Assistant Chief Constable John Neilson’s initial report, published yesterday, highlights the problems of covering officers taking part in events and competitions.

However, he says efficiencies introduced since 2007 have already seen total funding for the pipe band – which is paid for through the police budget – reduced by 78%.

The cost, which was £42,477 in the 2007/8 financial year, now stands at £9235. But, as income generated by the band through performances is £5000, the total cost to the force has been cut to £4235.

However, the report for the Scottish Police Authority says that “no matter how much income is generated [by performing at commercial events], it is never sufficient to cover the cost of abstractions to frontline policing.”

In particular, it cites the clash between the increased policing demand on weekends for ‘A’ Division in Glasgow with the fact that the “vast majority” of band commitments take place on a Saturday or Sunday.

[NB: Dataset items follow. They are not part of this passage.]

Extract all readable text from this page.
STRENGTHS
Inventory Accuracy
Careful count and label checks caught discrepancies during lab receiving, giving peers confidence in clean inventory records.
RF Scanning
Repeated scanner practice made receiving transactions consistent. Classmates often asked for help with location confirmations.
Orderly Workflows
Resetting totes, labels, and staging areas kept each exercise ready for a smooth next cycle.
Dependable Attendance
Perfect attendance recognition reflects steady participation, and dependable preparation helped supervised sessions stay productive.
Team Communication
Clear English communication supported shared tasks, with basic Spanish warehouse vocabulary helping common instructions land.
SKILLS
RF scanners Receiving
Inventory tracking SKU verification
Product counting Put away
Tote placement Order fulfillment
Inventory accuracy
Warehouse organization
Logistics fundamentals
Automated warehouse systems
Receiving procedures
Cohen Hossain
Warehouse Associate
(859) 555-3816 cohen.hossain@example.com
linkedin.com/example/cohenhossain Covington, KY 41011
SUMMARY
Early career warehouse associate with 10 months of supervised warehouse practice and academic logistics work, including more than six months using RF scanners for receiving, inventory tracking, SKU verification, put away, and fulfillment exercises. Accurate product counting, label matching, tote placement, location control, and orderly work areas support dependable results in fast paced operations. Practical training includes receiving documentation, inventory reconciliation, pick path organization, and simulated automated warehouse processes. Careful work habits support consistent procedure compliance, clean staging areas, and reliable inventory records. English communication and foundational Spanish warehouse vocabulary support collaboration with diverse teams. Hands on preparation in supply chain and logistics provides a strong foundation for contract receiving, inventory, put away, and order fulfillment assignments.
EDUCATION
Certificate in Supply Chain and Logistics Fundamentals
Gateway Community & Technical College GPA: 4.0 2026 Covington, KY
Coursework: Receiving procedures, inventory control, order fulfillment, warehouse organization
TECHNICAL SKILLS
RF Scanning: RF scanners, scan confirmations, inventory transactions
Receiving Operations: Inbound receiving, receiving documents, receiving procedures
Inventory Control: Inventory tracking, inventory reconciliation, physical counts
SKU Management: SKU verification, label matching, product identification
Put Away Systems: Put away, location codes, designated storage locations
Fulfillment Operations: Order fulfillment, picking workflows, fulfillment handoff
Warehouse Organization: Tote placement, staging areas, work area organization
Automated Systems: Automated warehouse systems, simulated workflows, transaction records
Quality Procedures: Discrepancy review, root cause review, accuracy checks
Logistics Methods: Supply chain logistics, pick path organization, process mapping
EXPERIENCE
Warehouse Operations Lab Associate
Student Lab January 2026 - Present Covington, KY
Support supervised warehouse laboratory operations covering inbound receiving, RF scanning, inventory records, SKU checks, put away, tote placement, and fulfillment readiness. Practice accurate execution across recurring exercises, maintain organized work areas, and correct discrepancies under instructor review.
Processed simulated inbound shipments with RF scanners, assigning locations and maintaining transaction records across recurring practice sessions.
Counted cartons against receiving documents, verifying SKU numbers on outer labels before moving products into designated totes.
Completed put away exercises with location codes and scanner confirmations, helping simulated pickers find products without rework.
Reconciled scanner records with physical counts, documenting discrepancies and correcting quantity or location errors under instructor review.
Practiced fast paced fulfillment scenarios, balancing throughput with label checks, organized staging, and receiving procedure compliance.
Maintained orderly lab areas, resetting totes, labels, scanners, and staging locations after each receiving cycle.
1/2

The time spent travelling to and from the city centre practice venue as well as actual practice time – approximately four hours in total – means, according to the report, that “there is little margin for effective operational deployment of the pipe band members on practice days”.

A full review of the pipe band is currently under way, led by Mr Neilson. He is due to report his findings to Chief Constable Stephen House at the beginning of November.

The report says efforts to “strike a more appropriate balance between musical and operational commitments” have seen the average hours officers spend on operational duties increase by 32% in two years, from 1137 in 2007 to 1508 in 2009.

The “more operationally focused” approach is “consistent with an efficient and effective delivery of operational policing”, it adds.

It is also consistent with pressure to maximise savings after Mr House admitted last month that Scotland’s largest police force was facing an “absolutely dire” funding crisis, with a budget shortfall of up to £34.7m in 2010/11.

At best, he said, the deficit would be £12.4m.

However, the squeeze on the band – a Grade A standard pipe band – has provoked outrage in the piping community. In February, The Herald revealed concerns that the future of the band – founded in 1883 as Govan Police Pipe Band – was being jeopardised by the drive for cost savings, after it emerged that it would only be allowed to play at two of the big five events in the pipe band calendar.

The band was subsequently told it could take part in all five events, but restrictions remained. In June, Stuart McMillan, SNP MSP for the West of Scotland, and Robert Wallace, principal of the Glasgow College of Piping, delivered a petition with more than 3000 signatures to Mr House, calling on him to rethink restrictions on practice sessions and competitive engagements.

“[They’re] not just a pipe band, they’re a national treasure,” said Mr McMillan. “Any attempt to hamper what the band can do will certainly diminish the band’s capabilities and credibility.”

There are currently 11 full-time members of staff in the band, topped up with around 30 guest players – typically retired officers or officers from other forces.